- The Washington Times - Thursday, March 4, 2004

Donna Boone does not look like the typical small-business owner. The tanned blonde wears a bright blue swimsuit instead of a business suit at least three times a week at her swimming facility in Ashburn.

Ms. Boone, 38, is president and head swim instructor of Potomac Swim School Inc., a private indoor pool facility that opened in December.

On this evening, Ms. Boone is instructing four toddlers during a “water babies” class. She and her staff of 15 instructors teach children ranging from 6 months to 13 years old.

One parent per student is allowed in the water for the class.

“It’s important that parents are in the water for the kids. It’s nice for [the children] to submerge and come up seeing their mom or dad,” Ms. Boone says, coaxing each toddler to jump from their perch on the side of the pool into the water.

She gives each child a hug before handing him or her off to the parent.

The parents, three moms and one dad, take their toddlers and do some treading in the 89-degree water at the shallow end of the pool.

Then Ms. Boone initiates a series of sing-song games such as “Ring Around the Rosie” and “The Wheels on the Bus” while the parents help the toddlers kick and flail their arms.

“What we’re really doing is teaching them developmental swim skills and some survival techniques. But in kids’ terms,” Ms. Boone explains after the class.

For example, one exercise that involves the parents holding the toddlers on their backs and playing “London Bridge Is Falling Down” is used to teach the youngsters how to maintain a back float.

“The idea is teaching children to flip over on their backs if they accidentally fall in the water and keep that position so they can yell for help,” Ms. Boone says.

After about 15 minutes of group exercises, the parents work with their children while Ms. Boone gives individual attention to each child in sequence. All four toddlers push off from their parents in the water and take a few struggling strokes toward Ms. Boone.

“Some of the babies like Katie are at the point now where they will start focusing on getting a front breath,” or swimming with their head above the water, Ms. Boone says.

Katie Winklosky, 22 months old, makes several lunges at Ms. Boone before the instructor heads to another pupil.

Ms. Boone stresses the most important lesson is teaching the children and their parents to be comfortable in the water.

Ashburn resident Nicole Helfen says she brings her 21-month-old daughter Abbey to the lessons to get her ready for the summer pool season.

“I want to make sure Abbey knows what to do in the water,” Mrs. Helfen says.

Ms. Boone keeps the tone light during the lesson. After Karleigh Pollock, 2, does a series of kicks, she and Ms. Boone indulge in blowing bubbles in the water.

The job is not always easy. Brock Lippy, 2, cried when getting in the water for the first four weeks of the session. “He would cry for the first 31 minutes” during the half-hour class, says mother and Ashburn resident, Sandi.

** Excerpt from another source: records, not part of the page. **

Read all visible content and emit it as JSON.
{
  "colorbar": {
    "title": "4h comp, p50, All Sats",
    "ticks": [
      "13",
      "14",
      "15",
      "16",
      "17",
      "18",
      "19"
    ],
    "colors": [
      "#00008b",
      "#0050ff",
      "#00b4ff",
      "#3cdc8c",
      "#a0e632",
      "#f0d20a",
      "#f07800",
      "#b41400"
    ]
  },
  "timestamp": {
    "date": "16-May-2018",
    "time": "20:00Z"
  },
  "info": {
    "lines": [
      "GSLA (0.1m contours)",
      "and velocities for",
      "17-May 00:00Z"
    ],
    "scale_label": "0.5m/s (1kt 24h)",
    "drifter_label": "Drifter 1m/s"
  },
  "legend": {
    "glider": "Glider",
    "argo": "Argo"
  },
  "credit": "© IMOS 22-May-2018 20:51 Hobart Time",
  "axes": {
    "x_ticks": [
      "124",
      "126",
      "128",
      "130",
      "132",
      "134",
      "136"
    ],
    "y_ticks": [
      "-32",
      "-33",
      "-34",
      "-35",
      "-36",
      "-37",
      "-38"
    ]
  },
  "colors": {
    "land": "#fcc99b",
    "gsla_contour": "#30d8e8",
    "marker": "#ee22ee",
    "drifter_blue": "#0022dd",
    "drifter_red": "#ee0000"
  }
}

But Mrs. Lippy says she simply stuck with the classes and Brock now jumps into the water without a whimper.

Parents pay about $250 for 12 classes lasting 30 minutes each at the facility. Ms. Boone forecasts the school’s annual revenue will reach $500,000 in its first year.

Ms. Boone grew up swimming in North Carolina and swam competitively while attending the University of North Carolina in Chapel Hill.

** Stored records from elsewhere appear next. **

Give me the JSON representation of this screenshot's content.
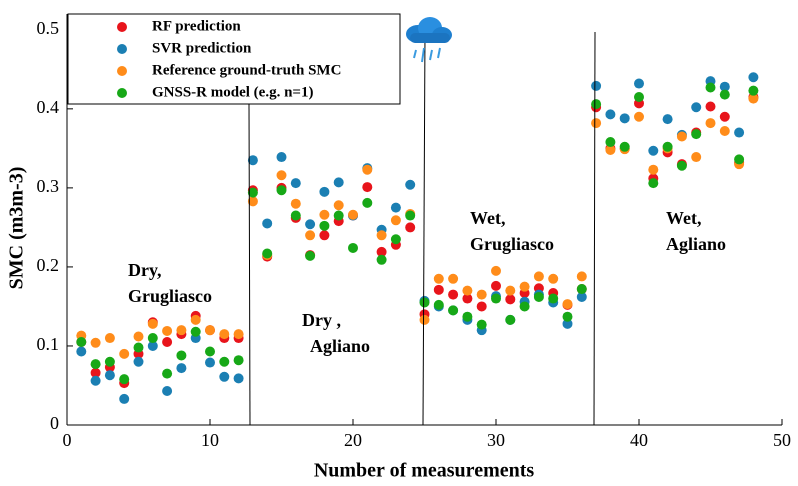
{
  "chart_data": {
    "type": "scatter",
    "xlabel": "Number of measurements",
    "ylabel": "SMC (m3m-3)",
    "xlim": [
      0,
      50
    ],
    "ylim": [
      0,
      0.52
    ],
    "xticks": [
      0,
      10,
      20,
      30,
      40,
      50
    ],
    "yticks": [
      0,
      0.1,
      0.2,
      0.3,
      0.4,
      0.5
    ],
    "legend": "upper left",
    "x": [
      1,
      2,
      3,
      4,
      5,
      6,
      7,
      8,
      9,
      10,
      11,
      12,
      13,
      14,
      15,
      16,
      17,
      18,
      19,
      20,
      21,
      22,
      23,
      24,
      25,
      26,
      27,
      28,
      29,
      30,
      31,
      32,
      33,
      34,
      35,
      36,
      37,
      38,
      39,
      40,
      41,
      42,
      43,
      44,
      45,
      46,
      47,
      48
    ],
    "series": [
      {
        "name": "RF prediction",
        "color": "#e8141b",
        "values": [
          0.105,
          0.066,
          0.073,
          0.053,
          0.09,
          0.13,
          0.105,
          0.115,
          0.138,
          0.12,
          0.11,
          0.11,
          0.297,
          0.213,
          0.3,
          0.262,
          0.215,
          0.24,
          0.258,
          0.265,
          0.301,
          0.219,
          0.228,
          0.25,
          0.14,
          0.171,
          0.165,
          0.16,
          0.15,
          0.176,
          0.159,
          0.167,
          0.173,
          0.167,
          0.152,
          0.172,
          0.402,
          0.35,
          0.35,
          0.407,
          0.312,
          0.345,
          0.33,
          0.37,
          0.403,
          0.39,
          0.332,
          0.415
        ]
      },
      {
        "name": "SVR prediction",
        "color": "#1b7fb3",
        "values": [
          0.093,
          0.056,
          0.063,
          0.033,
          0.08,
          0.1,
          0.043,
          0.072,
          0.11,
          0.079,
          0.061,
          0.059,
          0.335,
          0.255,
          0.339,
          0.306,
          0.254,
          0.295,
          0.307,
          0.265,
          0.325,
          0.247,
          0.275,
          0.304,
          0.157,
          0.15,
          0.145,
          0.133,
          0.12,
          0.163,
          0.133,
          0.156,
          0.165,
          0.155,
          0.128,
          0.162,
          0.429,
          0.393,
          0.388,
          0.432,
          0.347,
          0.387,
          0.367,
          0.402,
          0.435,
          0.428,
          0.37,
          0.44
        ]
      },
      {
        "name": "Reference ground-truth SMC",
        "color": "#ff8c1a",
        "values": [
          0.113,
          0.104,
          0.11,
          0.09,
          0.112,
          0.128,
          0.119,
          0.12,
          0.133,
          0.12,
          0.115,
          0.115,
          0.283,
          0.215,
          0.316,
          0.28,
          0.24,
          0.266,
          0.278,
          0.266,
          0.323,
          0.24,
          0.259,
          0.267,
          0.133,
          0.185,
          0.185,
          0.17,
          0.165,
          0.195,
          0.17,
          0.175,
          0.188,
          0.185,
          0.153,
          0.188,
          0.382,
          0.348,
          0.349,
          0.39,
          0.323,
          0.35,
          0.365,
          0.339,
          0.382,
          0.372,
          0.33,
          0.413
        ]
      },
      {
        "name": "GNSS-R model (e.g. n=1)",
        "color": "#17a817",
        "values": [
          0.105,
          0.077,
          0.08,
          0.058,
          0.098,
          0.11,
          0.065,
          0.088,
          0.118,
          0.093,
          0.08,
          0.082,
          0.294,
          0.217,
          0.297,
          0.265,
          0.214,
          0.252,
          0.265,
          0.224,
          0.281,
          0.209,
          0.235,
          0.265,
          0.155,
          0.152,
          0.145,
          0.137,
          0.127,
          0.16,
          0.133,
          0.15,
          0.162,
          0.16,
          0.137,
          0.172,
          0.406,
          0.358,
          0.352,
          0.415,
          0.306,
          0.352,
          0.328,
          0.368,
          0.427,
          0.418,
          0.336,
          0.423
        ]
      }
    ],
    "annotations": [
      [
        "Dry,",
        "Grugliasco"
      ],
      [
        "Dry ,",
        "Agliano"
      ],
      [
        "Wet,",
        "Grugliasco"
      ],
      [
        "Wet,",
        "Agliano"
      ]
    ]
  }
}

She was a stay-at-home mom and volunteer swim coach for several years before starting her own fee-based lessons.

“After my divorce, I realized I couldn’t be a stay-at-home mom and be financially secure. So I decided to merge my passion of swimming with my knowledge of finances,” she explains.

Ms. Boone started lessons in 2001 at the Tysons Sport and Health Club in McLean, where she leased two lanes of the club’s pool.

She had about 100 clients in two years and took a majority of them with her when she opened the center in Ashburn.

“It’s amazing how many parents make a 30-to-40 minute drive to let their children have lessons here,” she says.

Ms. Boone plans to open another facility in the near future. “But I’m in no hurry,” she adds. “I want to take this slow since finding quality staff is the hardest part of my job.”